The vicar’s correspondence was confined and rare, despite his distant children, for letters but a few years ago were costly luxuries to persons of narrow income, and therefore the juvenile letter-carrier who plied between the post-town and the village failed to excite in his breast that indignation for being an hour or more behind his time which would have animated one to whom the post brings the usual event of the day. He took the letter from the boy’s hand, and paid for it with a thrifty sigh as he glanced at a handwriting unfamiliar to him,—perhaps from some clergyman poorer than himself. However, that was not the place to read letters, so he put the epistle into his pocket, until Helen, who watched his countenance to see when he grew tired of the scene, kindly proposed to return home. As they gained a stile half-way, Mr. Fielden remembered his letter, took it forth, and put on his spectacles. Helen stooped over the bank to gather violets; the vicar seated himself on the stile. As he again looked at the address, the handwriting, before unfamiliar, seemed to grow indistinctly on his recollection. That bold, firm hand—thin and fine as woman’s, but large and regular as man’s—was too peculiar to be forgotten. He uttered a brief exclamation of surprise and recognition, and hastily broke the seal. The contents ran thus:—
DEAR SIR,—So many years have passed since any communication has taken place between us that the name of Lucretia Dalibard will seem more strange to you than that of Lucretia Clavering. I have recently returned to England after long residence abroad. I perceive by my deceased sister’s will that she has confided her only daughter to my guardianship, conjointly with yourself. I am anxious to participate in that tender charge. I am alone in the world,—an habitual sufferer; afflicted with a partial paralysis that deprives me of the use of my limbs. In such circumstances, it is the more natural that I should turn to the only relative left me. My journey to England has so exhausted my strength, and all movement is so painful, that I must request you to excuse me for not coming in person for my niece. Your benevolence, however, will, I am sure, prompt you to afford me the comfort of her society, and as soon as you can, contrive some suitable arrangement for her journey. Begging you to express to Helen, in my name, the assurance of such a welcome as is due from me to my sister’s child, and waiting with great anxiety your reply, I am, dear Sir, Your very faithful servant, LUCRETIA DALIBARD.
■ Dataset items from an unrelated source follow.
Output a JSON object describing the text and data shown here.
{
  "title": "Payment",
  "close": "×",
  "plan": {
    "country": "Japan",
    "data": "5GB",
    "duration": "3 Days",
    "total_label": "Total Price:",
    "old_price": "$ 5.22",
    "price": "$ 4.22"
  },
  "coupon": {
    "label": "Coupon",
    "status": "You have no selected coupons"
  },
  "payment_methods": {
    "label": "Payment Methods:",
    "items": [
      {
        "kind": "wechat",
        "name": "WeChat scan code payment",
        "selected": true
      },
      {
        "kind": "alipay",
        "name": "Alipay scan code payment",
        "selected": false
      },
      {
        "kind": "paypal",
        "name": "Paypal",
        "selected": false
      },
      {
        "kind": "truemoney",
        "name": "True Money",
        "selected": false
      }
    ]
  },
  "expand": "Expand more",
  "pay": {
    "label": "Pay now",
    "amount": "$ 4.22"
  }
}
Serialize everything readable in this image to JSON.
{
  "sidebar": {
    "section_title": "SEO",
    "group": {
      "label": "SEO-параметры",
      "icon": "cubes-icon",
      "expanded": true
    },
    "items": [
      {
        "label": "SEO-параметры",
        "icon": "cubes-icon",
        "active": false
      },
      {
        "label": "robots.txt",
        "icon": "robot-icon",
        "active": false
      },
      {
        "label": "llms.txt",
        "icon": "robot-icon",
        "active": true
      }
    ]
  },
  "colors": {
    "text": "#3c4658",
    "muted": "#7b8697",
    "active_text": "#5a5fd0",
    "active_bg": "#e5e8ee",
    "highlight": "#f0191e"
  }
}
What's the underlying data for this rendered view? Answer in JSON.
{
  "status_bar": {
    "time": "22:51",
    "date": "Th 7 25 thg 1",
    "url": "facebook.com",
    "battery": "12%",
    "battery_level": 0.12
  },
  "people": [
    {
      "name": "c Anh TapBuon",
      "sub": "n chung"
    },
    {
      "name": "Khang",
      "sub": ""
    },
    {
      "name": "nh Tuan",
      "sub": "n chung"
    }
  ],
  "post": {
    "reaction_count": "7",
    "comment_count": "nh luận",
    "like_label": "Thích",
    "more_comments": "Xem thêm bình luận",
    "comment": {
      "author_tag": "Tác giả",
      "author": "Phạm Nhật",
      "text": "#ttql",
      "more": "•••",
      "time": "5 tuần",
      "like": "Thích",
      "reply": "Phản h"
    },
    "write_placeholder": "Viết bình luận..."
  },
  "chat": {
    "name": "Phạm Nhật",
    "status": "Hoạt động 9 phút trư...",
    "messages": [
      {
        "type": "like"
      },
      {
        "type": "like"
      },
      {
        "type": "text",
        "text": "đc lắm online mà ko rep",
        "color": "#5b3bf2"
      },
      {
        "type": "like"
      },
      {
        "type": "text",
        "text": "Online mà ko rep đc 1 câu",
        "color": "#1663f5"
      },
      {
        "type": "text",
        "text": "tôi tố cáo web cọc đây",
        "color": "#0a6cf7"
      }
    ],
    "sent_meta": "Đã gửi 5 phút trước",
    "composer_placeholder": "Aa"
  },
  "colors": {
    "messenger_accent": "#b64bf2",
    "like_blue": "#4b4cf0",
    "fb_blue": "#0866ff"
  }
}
P. S. I can scarcely venture to ask you to bring Helen yourself to town, but I should be glad if other inducements to take the journey afforded me the pleasure of seeing you once again. I am anxious, in addition to such details of my late sister as you may be enabled to give me, to learn something of the history of her connection with Mr. Ardworth, in whom I felt much interested years ago, and who, I am recently informed, left an infant, his supposed son, under your care. So long absent from England, how much have I to learn, and how little the mere gravestones tell us of the dead!
While the vicar is absorbed in this letter, equally unwelcome and unexpected; while, unconscious as the daughter of Ceres, gathering flowers when the Hell King drew near, of the change that awaited her and the grim presence that approached on her fate, Helen bends still over the bank odorous with shrinking violets,—we turn where the new generation equally invites our gaze, and make our first acquaintance with two persons connected with the progress of our tale.
The britzska stopped. The servant, who had been gradually accumulating present dust and future rheumatisms on the “bad eminence” of a rumble-tumble, exposed to the nipping airs of an English sky, leaped to the ground and opened the carriage-door.
“This is the best place for the view, sir,—a little to the right.”